Part of Lemon’s problem lies in its mean-spirited handling of Isaac, whose emotional wounds are often pathetically self-inflicted. Outside circumstances certainly encroach upon his futile pursuit of happiness as well, but deep down, the film presents the existentialist notion that one creates one’s own reality, and in this way, Isaac is a poster-child for Sartrean bad faith. As he approaches middle age, Isaac’s show business career prospects have shriveled into nothing more than gigs in adult diaper ads or Hep C awareness campaigns. He makes ends meet by teaching an acting class that also serves as an opportunity for him to condescend to the perseverant, irrepressible Tracy (Gillian Jacobs) and to ingratiate himself to the haughty, pedantic Alex (Michael Cera). Isaac’s blind, career-minded girlfriend, Ramona (Judy Greer), shrugs away from him whenever he tries to touch her, and his overbearing family treats him like the disappointing loser he increasingly believes himself to be.
When jealousy prompts him to torpedo an already forced friendship with Alex, who has landed a notable role abroad, Isaac’s mental stability further unravels as Ramona gradually ends their relationship as though tugging slowly at a Band-Aid. Isaac stumbles into a string of awkward dates with Cleo (Nia Long), despite his clumsy focus on the interracial aspect of their tenuous courtship, and his eventual bungling of the lone glimmer of hope that she represents seems like a foregone conclusion throughout. Despite one sharp, subversive gag about sunscreen, Lemon doesn’t have much to say about race, but, then again, it’s not trying to say much of anything. Instead, it presents an emotionally stunted man who’s only able to briefly lash out in bizarre ways (a halfhearted bear-hug-fight with Alex, for instance) before once again acquiescing to the mundanity of his existence.

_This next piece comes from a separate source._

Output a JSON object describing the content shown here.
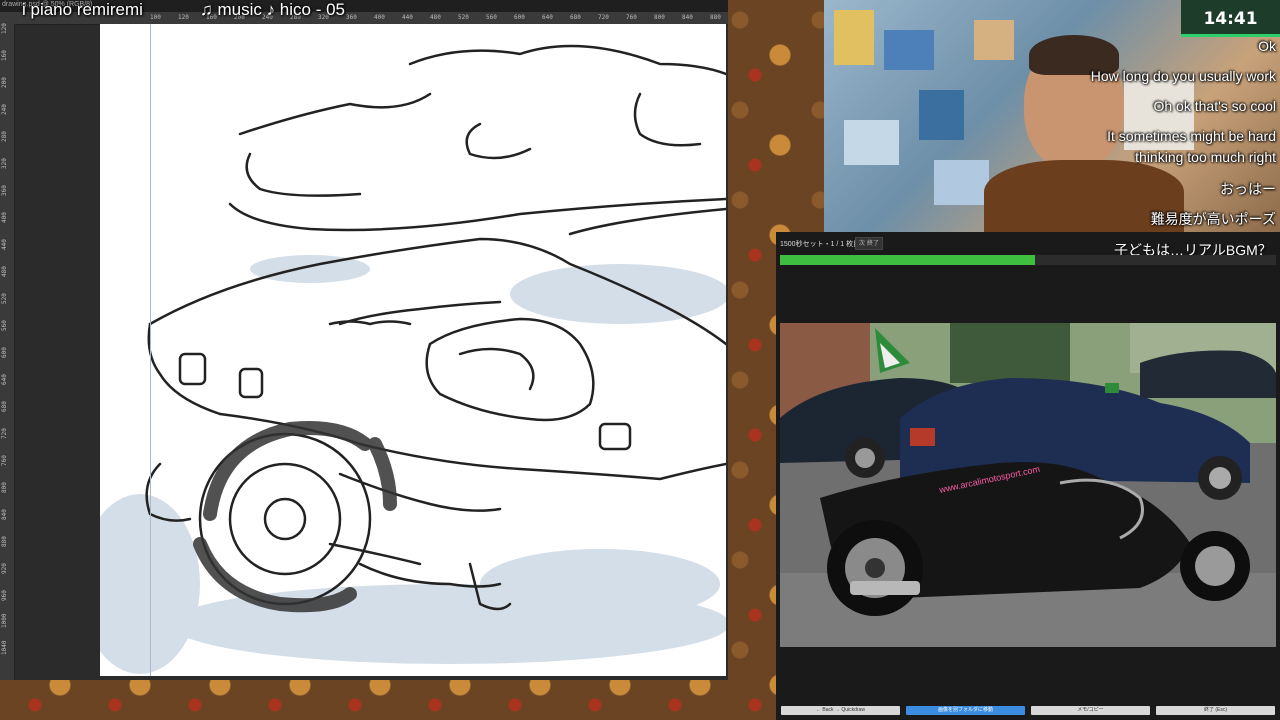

Lemon’s tonal inconsistency ultimately overshadows its faint, offbeat appeal, a problem that’s compounded by its similarities to other cinematic misfits. Gelman plays Isaac as so darkly repressed, reduced to a muttering milquetoast in the presence of his overbearing family, that it’s difficult not to recall Adam Sandler’s pudding-hoarding Barry in Punch-Drunk Love—although Isaac’s attempts at romantic connection receive far less payoff. In its most oddball comedic moments, the film taps into a hint of Napoleon Dynamite’s quaint wackiness. And its attempts to balance levity and wretchedness result in an overwhelming sense of contempt for its central character, which recalls the work of Todd Solondz at his worst. There’s even a Farrelly-Brothers-esque toilet gag in the film’s coda that, much like the rest of Lemon, is neither funny nor grotesque but instead just vaguely unpleasant.